A cardioid-parametric model for the Magnus effect in baseballs

The Magnus effect is responsible for deflecting the trajectory of a spinning baseball. The deflection at the end of the trajectory can be estimated by simulating some similar trajectories or by clustering real paths; however, previous to this study, there are no reports for a detailed connection between the initial throw conditions and the resulting deflection by using. The only approximation about this is the PITCHf/x algorithm, which uses the kinematics equations. In this work, deflections from simulated spinning throws with random linear and angular velocities and spin axis parallel to the horizontal plane are analyzed in their polar representation. A cardioid function is proposed to express the vertical deflection as response of the angular velocity. This is based on both theoretical arguments from the ball movement equations and from the numerical solution of such equations.
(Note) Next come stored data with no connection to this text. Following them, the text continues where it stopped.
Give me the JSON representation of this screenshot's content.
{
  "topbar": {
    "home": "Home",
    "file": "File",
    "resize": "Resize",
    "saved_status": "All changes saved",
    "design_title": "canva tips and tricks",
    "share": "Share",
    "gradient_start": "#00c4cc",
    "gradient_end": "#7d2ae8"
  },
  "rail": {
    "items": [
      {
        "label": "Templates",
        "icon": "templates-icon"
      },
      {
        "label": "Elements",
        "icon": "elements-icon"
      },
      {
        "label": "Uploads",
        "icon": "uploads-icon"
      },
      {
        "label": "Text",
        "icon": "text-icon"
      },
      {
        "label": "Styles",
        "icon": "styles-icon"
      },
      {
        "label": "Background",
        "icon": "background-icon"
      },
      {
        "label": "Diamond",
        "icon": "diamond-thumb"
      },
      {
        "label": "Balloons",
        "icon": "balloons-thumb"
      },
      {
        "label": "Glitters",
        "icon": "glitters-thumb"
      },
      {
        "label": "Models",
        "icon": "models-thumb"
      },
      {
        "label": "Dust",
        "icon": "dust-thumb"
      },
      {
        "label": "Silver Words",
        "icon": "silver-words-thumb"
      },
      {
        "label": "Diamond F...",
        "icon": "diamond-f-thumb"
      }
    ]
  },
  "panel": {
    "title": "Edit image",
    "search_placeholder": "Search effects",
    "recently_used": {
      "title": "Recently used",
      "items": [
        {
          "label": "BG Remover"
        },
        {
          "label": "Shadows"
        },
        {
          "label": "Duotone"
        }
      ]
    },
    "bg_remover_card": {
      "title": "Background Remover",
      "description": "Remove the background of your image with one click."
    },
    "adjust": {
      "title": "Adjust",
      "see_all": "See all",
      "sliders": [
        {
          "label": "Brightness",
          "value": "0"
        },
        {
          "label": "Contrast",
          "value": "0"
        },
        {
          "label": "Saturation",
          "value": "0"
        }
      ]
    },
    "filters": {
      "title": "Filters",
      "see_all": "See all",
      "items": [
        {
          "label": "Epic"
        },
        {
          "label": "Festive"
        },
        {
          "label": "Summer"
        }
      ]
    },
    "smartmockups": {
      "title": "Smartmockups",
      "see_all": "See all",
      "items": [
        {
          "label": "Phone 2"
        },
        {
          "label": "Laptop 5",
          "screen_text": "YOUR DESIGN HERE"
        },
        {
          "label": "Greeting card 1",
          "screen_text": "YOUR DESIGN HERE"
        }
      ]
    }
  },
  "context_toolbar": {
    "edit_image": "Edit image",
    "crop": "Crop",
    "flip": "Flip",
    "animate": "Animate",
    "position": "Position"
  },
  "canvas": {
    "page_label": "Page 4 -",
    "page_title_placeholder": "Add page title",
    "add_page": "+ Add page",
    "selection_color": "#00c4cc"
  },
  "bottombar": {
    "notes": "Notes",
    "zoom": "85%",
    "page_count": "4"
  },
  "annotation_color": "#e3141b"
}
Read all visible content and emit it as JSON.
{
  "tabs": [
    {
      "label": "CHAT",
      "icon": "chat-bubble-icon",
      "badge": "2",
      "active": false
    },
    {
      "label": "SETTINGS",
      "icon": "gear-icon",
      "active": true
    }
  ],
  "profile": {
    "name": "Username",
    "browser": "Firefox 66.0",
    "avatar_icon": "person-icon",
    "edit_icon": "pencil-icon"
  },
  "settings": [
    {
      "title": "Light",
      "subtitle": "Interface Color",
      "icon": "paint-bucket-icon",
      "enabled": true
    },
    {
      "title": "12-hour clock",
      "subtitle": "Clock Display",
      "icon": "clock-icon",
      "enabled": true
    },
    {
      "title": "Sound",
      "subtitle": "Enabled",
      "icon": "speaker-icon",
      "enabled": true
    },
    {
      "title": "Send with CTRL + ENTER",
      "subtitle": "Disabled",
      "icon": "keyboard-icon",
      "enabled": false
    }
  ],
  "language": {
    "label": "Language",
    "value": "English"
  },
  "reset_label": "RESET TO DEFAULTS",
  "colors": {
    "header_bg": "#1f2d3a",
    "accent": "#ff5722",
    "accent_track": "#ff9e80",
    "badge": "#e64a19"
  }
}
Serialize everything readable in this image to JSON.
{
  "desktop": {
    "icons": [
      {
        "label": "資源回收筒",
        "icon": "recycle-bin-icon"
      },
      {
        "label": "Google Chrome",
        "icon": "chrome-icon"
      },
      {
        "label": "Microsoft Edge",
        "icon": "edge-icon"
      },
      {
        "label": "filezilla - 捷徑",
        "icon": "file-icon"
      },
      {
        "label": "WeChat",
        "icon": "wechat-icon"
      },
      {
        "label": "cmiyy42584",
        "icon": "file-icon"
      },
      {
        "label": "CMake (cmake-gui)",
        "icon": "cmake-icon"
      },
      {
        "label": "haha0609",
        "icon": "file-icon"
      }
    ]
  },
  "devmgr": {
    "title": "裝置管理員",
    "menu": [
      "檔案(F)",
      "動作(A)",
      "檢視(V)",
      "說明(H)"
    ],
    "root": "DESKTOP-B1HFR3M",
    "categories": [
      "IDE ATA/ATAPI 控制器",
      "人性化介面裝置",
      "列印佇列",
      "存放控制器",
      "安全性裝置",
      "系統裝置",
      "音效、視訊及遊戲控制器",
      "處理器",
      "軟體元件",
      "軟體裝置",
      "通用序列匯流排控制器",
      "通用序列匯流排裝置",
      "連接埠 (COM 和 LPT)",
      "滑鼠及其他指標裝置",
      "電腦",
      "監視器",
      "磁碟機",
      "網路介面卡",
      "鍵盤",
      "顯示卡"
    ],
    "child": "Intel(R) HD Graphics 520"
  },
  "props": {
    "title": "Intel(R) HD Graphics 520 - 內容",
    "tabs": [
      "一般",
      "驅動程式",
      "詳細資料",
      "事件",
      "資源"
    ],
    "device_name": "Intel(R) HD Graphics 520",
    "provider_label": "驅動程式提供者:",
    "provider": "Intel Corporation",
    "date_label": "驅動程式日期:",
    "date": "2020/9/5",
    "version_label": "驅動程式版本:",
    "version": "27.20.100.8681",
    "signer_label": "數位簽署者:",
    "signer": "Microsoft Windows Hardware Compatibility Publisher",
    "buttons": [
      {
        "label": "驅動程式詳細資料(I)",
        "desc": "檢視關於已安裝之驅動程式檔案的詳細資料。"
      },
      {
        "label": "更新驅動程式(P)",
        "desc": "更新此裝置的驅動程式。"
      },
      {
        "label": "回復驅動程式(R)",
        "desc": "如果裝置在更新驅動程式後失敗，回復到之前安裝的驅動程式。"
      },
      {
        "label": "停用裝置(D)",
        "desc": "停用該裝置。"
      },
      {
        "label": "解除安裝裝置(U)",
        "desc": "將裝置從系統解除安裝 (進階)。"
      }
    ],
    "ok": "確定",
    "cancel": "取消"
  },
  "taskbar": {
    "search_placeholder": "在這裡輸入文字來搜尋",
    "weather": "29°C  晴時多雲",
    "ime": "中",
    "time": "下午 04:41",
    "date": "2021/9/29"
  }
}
We found that the vertical deflection fits a cardioid model as function of the Magnus coefficient and the spin angle, for a set of trajectories with initial linear velocities symmetrically distributed around the direction of motion. A variation of the model can be applied to estimate the radial deflection whereas an extended model should be explored for trajectories with velocities asymmetrically distributed. The model is suitable for many applications: from video games to pitching machines. In addition, the model approaches to the results obatined with the kinematic equations, which serves as validation of the PITCHf/x algorithm.